Crime Library: Criminal Minds and Methods

Kevin Neal, Convicted of Murder by Forensic Entomology

Incriminating Statements

Even more damaging to the defense, Selvaggio promised that the state would present testimony from three witnesses who would swear that Kevin Neal made incriminating statements about himself.

The morning of the murder, Selvaggio said, Neal called his aunt, Carolyn Gragg, and told her "something terrible had happened" and that he was considering suicide. The next day, after a day of intense questioning by authorities followed by a night of heavy drinking, Neal told Sue Neal's sister, Libby Wyatt, "Libby, I might as well just confess so all this will stop and get it over with. The only thing I'm afraid of is the death penalty." Finally, Selvaggio said Neal told another woman that he "took the whole blame" for the children's disappearance, adding, "I couldn't walk to the electric chair."

Tripplett responded in his opening statement by pointing out there was no physical evidence linking Kevin Neal — or anyone else — to the crime. Later, Meyers would question the accuracy of Gragg's recollection of the conversation she had with Neal, who insisted to his attorneys that he had not said "something terrible had happened," but that he told Aunt Carolyn that "he was in deep shit" because Sue Neal wanted him out of her home.

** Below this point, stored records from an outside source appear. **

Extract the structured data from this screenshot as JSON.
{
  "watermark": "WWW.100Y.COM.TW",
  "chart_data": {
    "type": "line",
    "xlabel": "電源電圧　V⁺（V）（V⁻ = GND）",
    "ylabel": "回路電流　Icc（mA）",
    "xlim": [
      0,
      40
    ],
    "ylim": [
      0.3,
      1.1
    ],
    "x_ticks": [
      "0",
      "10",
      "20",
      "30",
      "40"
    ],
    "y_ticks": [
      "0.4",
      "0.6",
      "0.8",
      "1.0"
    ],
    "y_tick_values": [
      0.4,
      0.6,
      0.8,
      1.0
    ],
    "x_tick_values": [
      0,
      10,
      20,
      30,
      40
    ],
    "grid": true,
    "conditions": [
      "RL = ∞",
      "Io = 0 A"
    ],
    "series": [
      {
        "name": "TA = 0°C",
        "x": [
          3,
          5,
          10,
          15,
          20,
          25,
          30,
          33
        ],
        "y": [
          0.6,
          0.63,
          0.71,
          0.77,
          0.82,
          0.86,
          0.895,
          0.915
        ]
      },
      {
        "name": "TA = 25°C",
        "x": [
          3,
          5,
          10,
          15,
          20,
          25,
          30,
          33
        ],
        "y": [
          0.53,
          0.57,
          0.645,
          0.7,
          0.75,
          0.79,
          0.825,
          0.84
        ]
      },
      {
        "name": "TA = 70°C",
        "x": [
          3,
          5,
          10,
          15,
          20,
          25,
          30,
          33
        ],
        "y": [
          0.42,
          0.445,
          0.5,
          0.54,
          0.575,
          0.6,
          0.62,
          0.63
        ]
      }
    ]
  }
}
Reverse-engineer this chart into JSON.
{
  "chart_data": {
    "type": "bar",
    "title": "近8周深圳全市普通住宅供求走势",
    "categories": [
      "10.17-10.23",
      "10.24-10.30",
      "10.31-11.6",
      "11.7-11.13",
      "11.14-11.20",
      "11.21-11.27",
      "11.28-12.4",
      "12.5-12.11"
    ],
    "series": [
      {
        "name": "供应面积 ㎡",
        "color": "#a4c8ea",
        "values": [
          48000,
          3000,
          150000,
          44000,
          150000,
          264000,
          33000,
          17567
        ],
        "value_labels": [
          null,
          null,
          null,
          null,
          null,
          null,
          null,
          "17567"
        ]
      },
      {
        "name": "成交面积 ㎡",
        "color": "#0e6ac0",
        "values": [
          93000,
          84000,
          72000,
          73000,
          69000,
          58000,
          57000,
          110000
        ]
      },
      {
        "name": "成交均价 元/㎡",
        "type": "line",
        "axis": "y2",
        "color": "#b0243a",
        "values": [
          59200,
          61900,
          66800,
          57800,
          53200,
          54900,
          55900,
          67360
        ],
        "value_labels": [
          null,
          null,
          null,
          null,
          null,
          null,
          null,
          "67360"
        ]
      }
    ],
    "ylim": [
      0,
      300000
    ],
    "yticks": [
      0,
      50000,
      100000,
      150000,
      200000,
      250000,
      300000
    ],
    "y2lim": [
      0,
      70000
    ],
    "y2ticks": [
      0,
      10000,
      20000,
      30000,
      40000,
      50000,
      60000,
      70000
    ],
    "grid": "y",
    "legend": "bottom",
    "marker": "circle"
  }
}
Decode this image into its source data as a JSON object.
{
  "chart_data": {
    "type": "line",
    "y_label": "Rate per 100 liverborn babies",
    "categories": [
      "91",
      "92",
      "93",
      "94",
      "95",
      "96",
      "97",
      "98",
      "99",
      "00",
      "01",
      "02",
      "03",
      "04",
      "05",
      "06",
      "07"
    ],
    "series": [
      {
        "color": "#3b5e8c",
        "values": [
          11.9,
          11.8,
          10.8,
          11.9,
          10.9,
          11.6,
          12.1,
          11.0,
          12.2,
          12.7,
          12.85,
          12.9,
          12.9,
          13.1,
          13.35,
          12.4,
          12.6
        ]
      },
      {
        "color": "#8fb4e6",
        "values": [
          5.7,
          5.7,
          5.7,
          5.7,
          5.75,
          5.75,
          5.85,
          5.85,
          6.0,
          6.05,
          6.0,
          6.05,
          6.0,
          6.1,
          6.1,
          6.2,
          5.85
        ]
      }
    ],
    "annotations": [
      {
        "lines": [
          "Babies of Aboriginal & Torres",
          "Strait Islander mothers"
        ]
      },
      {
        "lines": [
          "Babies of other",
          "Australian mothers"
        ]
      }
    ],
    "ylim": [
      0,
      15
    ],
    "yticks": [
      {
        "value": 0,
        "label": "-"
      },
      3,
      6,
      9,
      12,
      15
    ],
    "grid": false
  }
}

"This is a case about earnest police efforts that simply reached ... a very wrong conclusion," Tripplett said in his opening statement. "Before (the day the children vanished) was over, sheriff's deputies and others began to point an accusing finger at Kevin Neal despite the lack of any indication of wrongdoing on his part,'' he said. The state "cannot show you how these children died, when these children died, and cannot show you where they were killed. And yet he will want you to supply the who — Mr. Neal."